I pulled the phone jack off the wall, figuring that if the cabin was old enough for the phone service to have been wired with two-pair cable, and since it only had a single-line phone, I could clip the unused ends off the black and yellow wires; and as new as it was, it likely had four-pair cable, so I could clip the unused green and brown pairs; and as an absolute worst case, I could cut off some of the two feet of excess cable that telephone installers seem to like to cram into the box and reterminate the jack myself with a little bit less cable.

Bingo! Four-pair cable, jack wired for two lines even though only one is used, green and brown pairs wrapped back around the jacket, snip! and about four 5″ pieces of wire for me. The ribbon cable to the pushbutton is moved to a safer place, and all is well with the world.

Oh, and I could have had about eight 2′ pieces of wire, and no one would have been the wiser.

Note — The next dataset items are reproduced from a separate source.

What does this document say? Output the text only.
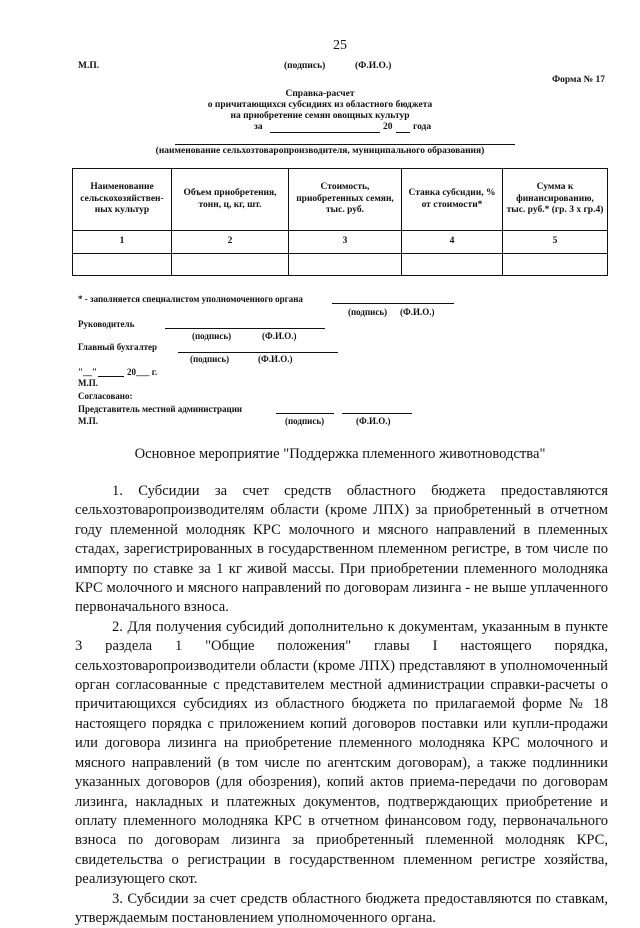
25
М.П.	(подпись)	(Ф.И.О.)
Форма № 17
Справка-расчет
о причитающихся субсидиях из областного бюджета
на приобретение семян овощных культур
за	20 года
(наименование сельхозтоваропроизводителя, муниципального образования)
Наименование сельскохозяйствен-ных культур	Объем приобретения, тонн, ц, кг, шт.	Стоимость, приобретенных семян, тыс. руб.	Ставка субсидии, % от стоимости*	Сумма к финансированию, тыс. руб.* (гр. 3 х гр.4)
1	2	3	4	5

* - заполняется специалистом уполномоченного органа
(подпись) (Ф.И.О.)
Руководитель
(подпись)	(Ф.И.О.)
Главный бухгалтер
(подпись)	(Ф.И.О.)
"__"	20___ г.
М.П.
Согласовано:
Представитель местной администрации
М.П.	(подпись)	(Ф.И.О.)
Основное мероприятие "Поддержка племенного животноводства"

1. Субсидии за счет средств областного бюджета предоставляются сельхозтоваропроизводителям области (кроме ЛПХ) за приобретенный в отчетном году племенной молодняк КРС молочного и мясного направлений в племенных стадах, зарегистрированных в государственном племенном регистре, в том числе по импорту по ставке за 1 кг живой массы. При приобретении племенного молодняка КРС молочного и мясного направлений по договорам лизинга - не выше уплаченного первоначального взноса.

2. Для получения субсидий дополнительно к документам, указанным в пункте 3 раздела 1 "Общие положения" главы I настоящего порядка, сельхозтоваропроизводители области (кроме ЛПХ) представляют в уполномоченный орган согласованные с представителем местной администрации справки-расчеты о причитающихся субсидиях из областного бюджета по прилагаемой форме № 18 настоящего порядка с приложением копий договоров поставки или купли-продажи или договора лизинга на приобретение племенного молодняка КРС молочного и мясного направлений (в том числе по агентским договорам), а также подлинники указанных договоров (для обозрения), копий актов приема-передачи по договорам лизинга, накладных и платежных документов, подтверждающих приобретение и оплату племенного молодняка КРС в отчетном финансовом году, первоначального взноса по договорам лизинга за приобретенный племенной молодняк КРС, свидетельства о регистрации в государственном племенном регистре хозяйства, реализующего скот.

3. Субсидии за счет средств областного бюджета предоставляются по ставкам, утверждаемым постановлением уполномоченного органа.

8 Responses to “Wire-Scrounging Challenge”

  1. brenden says:

    Before I clicked I was ready to suggest phone cable, darnit! Other ideas: paperclips and an old light bulb.

  2. Bill says:

    I’ve used wire-ties before, but they’re not solder-friendly.

  3. Mr. INTJ says:

    I’ve actually been looking for solid wire for my breadboard. I used to have pounds of the old solid phone cable, but I wasn’t able to locate any easily (although cannibalizing the wiring in my house hadn’t occurred to me. Finding 24 AWG solid wire at various stores around town is tougher than it should be, and when you do find it, you have to buy a $14 roll. Feh, I bought a kit.

  4. Keith Neufeld says:

    Mr. INTJ, I used to have scads of 24-gauge telco wire that was perfect for breadboards, but I can’t find where it all went and I’m afraid it may have gone to the scrapyard, even before the current copper scrap craze.

    I do have more 26-gauge on hand than I’ll ever use, and it does work in breadboards (just not as nicely), and I’m happy to share with my friends. If you want some, I could ship a “stick” of cable your way.

  5. Zack Nelson says:

    I’ve found 22-gauge to work well with breadboards. This pack seems to be in most every radioshack. http://www.radioshack.com/product/index.jsp?productId=2049745&cp=2032058.2032227.2032239&parentPage=family

  6. TLHarrell says:

    When I was in gradeschool, out the back of the fields along the side road there was a large telco box that was frequently being serviced. At lunch/recess, I’d usually score hunks of the cable from the guy working in the box… and would do so at least once a week. If you have kids, tell them to watch for such activities and ask for bits of wire. They’ll supply you with enough to keep you breadboarding for a lifetime! For the kids, the very colorful wire also makes great crafty items.

  7. sonicj says:

    2 line telephone wire was the first thing that popped in my head!

  8. Joshua Hutson says:

    I have have used some HVAC cable behind my thermostat. Sometimes it can be stranded or larger (18AWG) gauge so you have to watch for that but mostly it is solid like teleco wire. Just like the telco installers they leave plenty in the wall Depending on if you have a gas unit or electric unit there usually are some paris not used as well if you did not have the spare length. Door bells usually have some to pare from the transformer to the button that is suitable.